Sql-server – Identical(?) SQL Server 2005 machines; query takes 2sec on one, 15min on the other

sql serversql-server-2005

The Environment:

We have two 32-bit Windows Server 2003 R2 machines running SQL Server 2005.
The hardware configurations are identical servers with Xeon 5160 CPU, 4GB RAM, and 13GB RAID0. AWE and /3GB flags are not enabled.

The servers were set up side-by-side using a predefined installation checklist, and ALL installed software is the same on both machines.

Every SQL server installation setting and patch level we know to check are identical.
One difference is that TEMPDB is 400MB on the fast machine, and 1.2GB on the slow machine. However, in both cases, we don't see any TEMPDB allocation taking place.

The Problem:

There is a stored procedure which runs in 2 seconds on one, but 15 minutes on the other.
During the additional 15 minutes, there is little to no disk activity, no memory usage changes, but one CPU core is pinned at 100% the entire time.

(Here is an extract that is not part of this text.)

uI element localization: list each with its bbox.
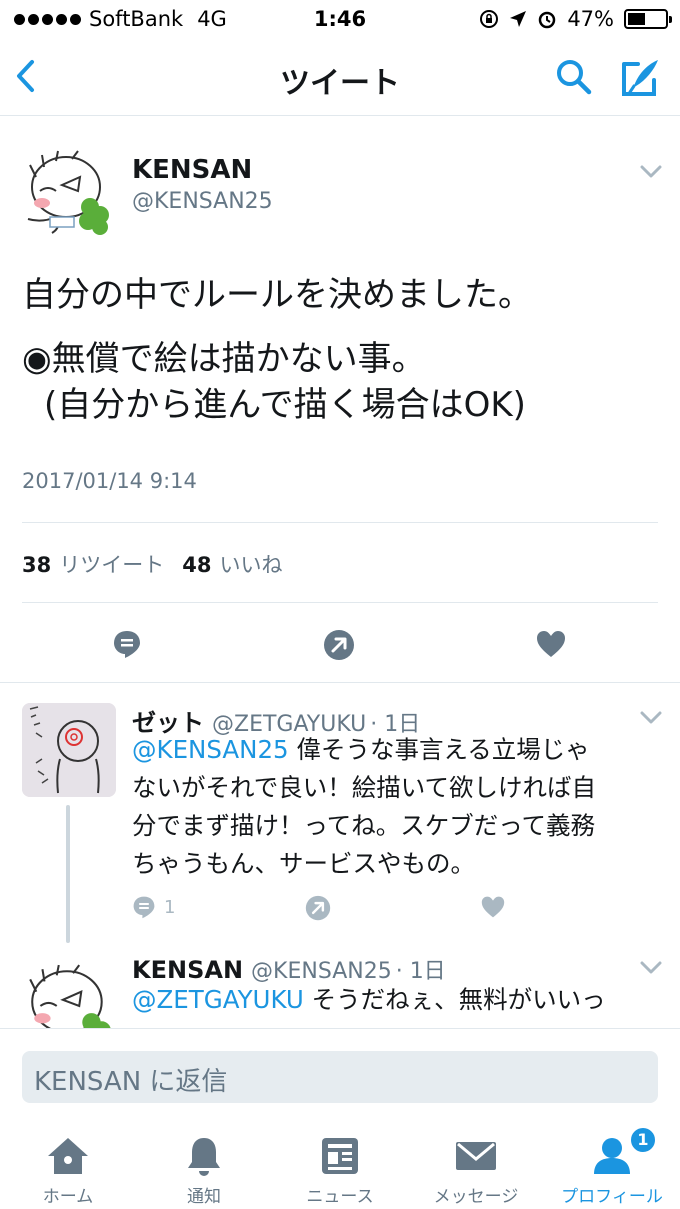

This behaviour persists even when the databases are backed up from one and restored to the other.

Since it is a stored procedure, the activity monitor and profiler don't show us any detail about where in the stored procedure this high CPU activity is taking place.

The Question:

What else should we be looking at?

Followup:

The slowness occurs in the FETCH NEXT statements for the following cursor definition:

DECLARE C CURSOR FOR
    SELECT X, Y
    FROM dbo.A
    WHERE X NOT IN (SELECT X FROM dbo.B)
    AND Z <=0
...
<snip>
...
FETCH NEXT FROM C INTO @X, @Y
FETCH NEXT FROM C INTO @X, @Y
...

Each of the FETCH statements–on a table containing only about 1000 rows–requires about 7.25 minutes. (No, I don't know why it does two in a row, need to ask the developers, but it does run correctly on both servers).

I'm a little suspicious of that "NOT IN (SELECT …)", since it looks like Virtual Reads is really high.

Best Answer

Using a performance troubleshooting methodology like Waits and Queues identify the reason for the high CPU consumption, then appropriate action can be recommended once the bottleneck is identified.